先ずは、製作に携わることになった経緯からお聞かせください。


梶原氏 ひところ、売れるものがいいものという考えが広がり、それが嵩じて売れればいいということで、効率化が優先されていました。しかし、職人のこだわりもあり、本当にいいものを作りたい、という想いも持ち続けていました。そのような時に、柴田先生がコレクションを寄贈され、先達の心の入った器を一堂に見ることができ、作り手として共感できるところ多かったですね。
うちの職人には、贋物的な複製でなく、今の技術を使って、どこまでも本物に近づけるよう勉強して、技術に自信と誇りをもってほしいという思いで参加しました。

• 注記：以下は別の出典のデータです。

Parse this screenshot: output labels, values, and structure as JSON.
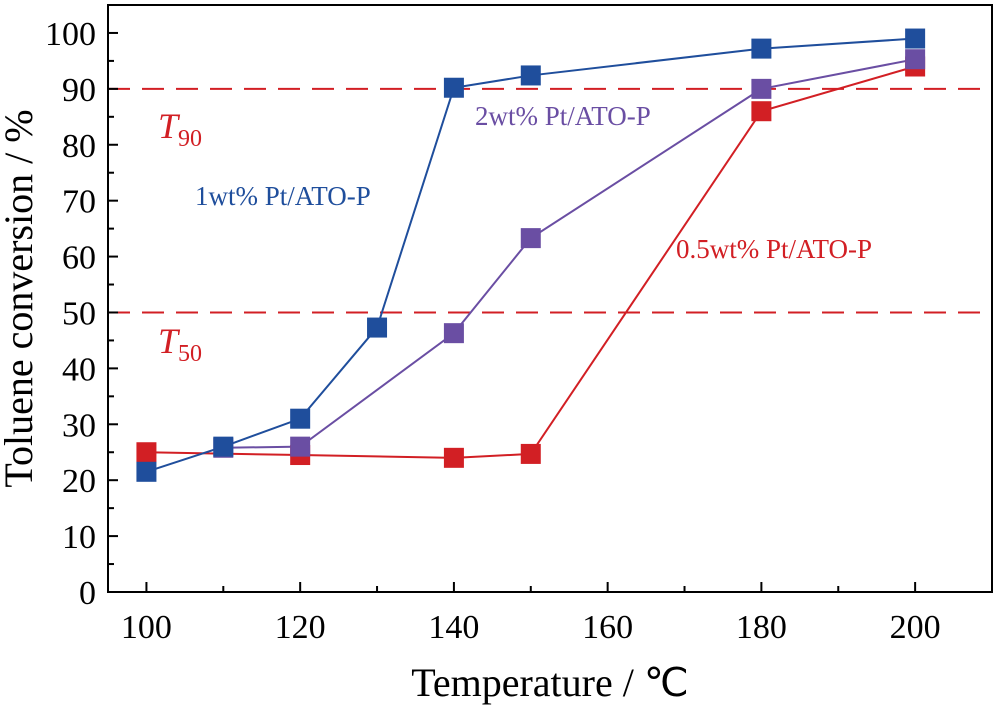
{
  "chart_data": {
    "type": "line",
    "xlabel": "Temperature / ℃",
    "ylabel": "Toluene conversion / %",
    "xlim": [
      95,
      210
    ],
    "ylim": [
      0,
      105
    ],
    "xticks": [
      100,
      120,
      140,
      160,
      180,
      200
    ],
    "yticks": [
      0,
      10,
      20,
      30,
      40,
      50,
      60,
      70,
      80,
      90,
      100
    ],
    "grid": false,
    "series": [
      {
        "name": "1wt%  Pt/ATO-P",
        "color": "#1f4e9c",
        "x": [
          100,
          110,
          120,
          130,
          140,
          150,
          180,
          200
        ],
        "y": [
          21.5,
          26,
          31,
          47.3,
          90.2,
          92.4,
          97.2,
          99
        ]
      },
      {
        "name": "2wt%  Pt/ATO-P",
        "color": "#6a4ea3",
        "x": [
          110,
          120,
          140,
          150,
          180,
          200
        ],
        "y": [
          25.8,
          26,
          46.3,
          63.3,
          90,
          95.3
        ]
      },
      {
        "name": "0.5wt% Pt/ATO-P",
        "color": "#d21f24",
        "x": [
          100,
          120,
          140,
          150,
          180,
          200
        ],
        "y": [
          25,
          24.5,
          24,
          24.7,
          86,
          94
        ]
      }
    ],
    "reference_lines": [
      {
        "name": "T",
        "subscript": "90",
        "y": 90,
        "color": "#d21f24"
      },
      {
        "name": "T",
        "subscript": "50",
        "y": 50,
        "color": "#d21f24"
      }
    ]
  }
}
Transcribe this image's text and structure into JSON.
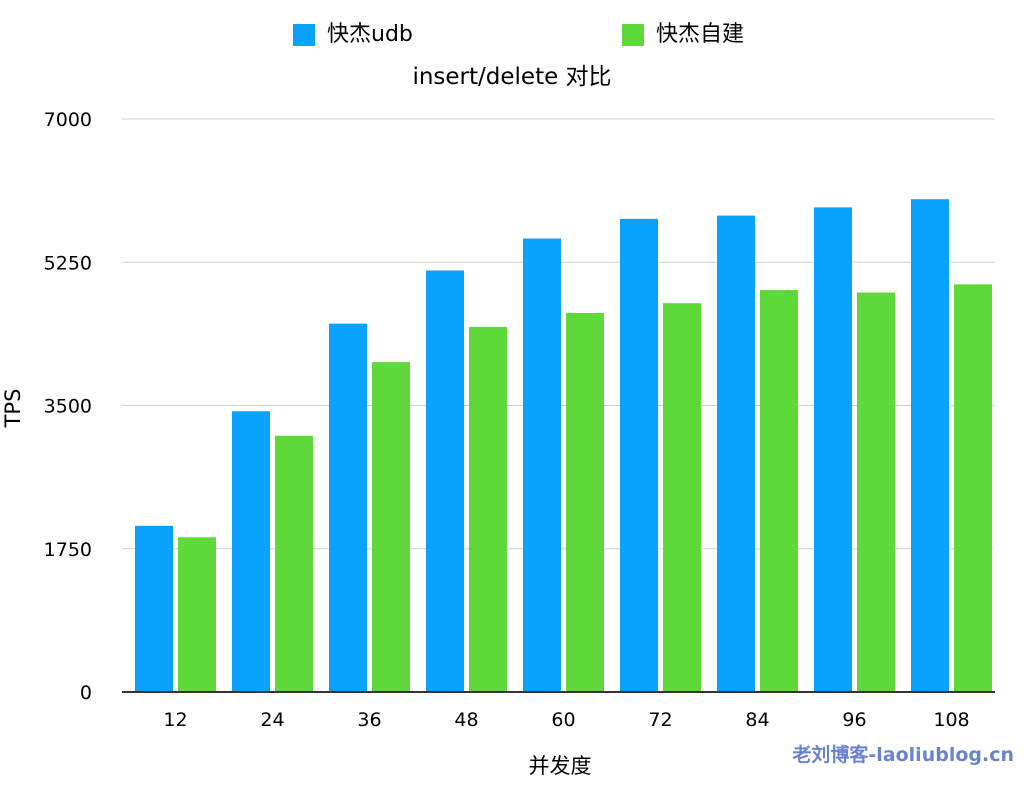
{
  "chart_data": {
    "type": "bar",
    "title": "insert/delete 对比",
    "xlabel": "并发度",
    "ylabel": "TPS",
    "categories": [
      "12",
      "24",
      "36",
      "48",
      "60",
      "72",
      "84",
      "96",
      "108"
    ],
    "series": [
      {
        "name": "快杰udb",
        "color": "#0aa2ff",
        "values": [
          2030,
          3430,
          4500,
          5150,
          5540,
          5780,
          5820,
          5920,
          6020
        ]
      },
      {
        "name": "快杰自建",
        "color": "#5fd83a",
        "values": [
          1890,
          3130,
          4030,
          4460,
          4630,
          4750,
          4910,
          4880,
          4980
        ]
      }
    ],
    "ylim": [
      0,
      7000
    ],
    "yticks": [
      "0",
      "1750",
      "3500",
      "5250",
      "7000"
    ],
    "grid": true,
    "legend_position": "top"
  },
  "watermark": "老刘博客-laoliublog.cn"
}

寺内氏 うちの窯は李参平が住んでいた所にあるので、もともと古伊万里に興味があり、窯業技術センターで初期伊万里の研究をしたり、柴田さんが基調講演をされた古伊万里研究会にも参加していたんですよ。ちょうど古伊万里研究会が終わった頃に、レプリカ製作の話しがあり、実際に古伊万里に触れて勉強ができるならと、一番に手を挙げました。

今村氏 私は有田窯業大学校を出て、ドイツに留学をして帰ってきたばかりの時でしたね。そのころは有田焼のことを余り知らず、どきどきしながら参加しました。私は青磁と瑠璃釉の陽刻がある猪口を選んだんですが、柴田先生から「どうしてそれを選んだの?」と聞かれて、「かわいいから」と答えたんですよ。うちでは絵付けをあまりしないんで、釉薬だけなら何とかなるんじゃないかと考えました。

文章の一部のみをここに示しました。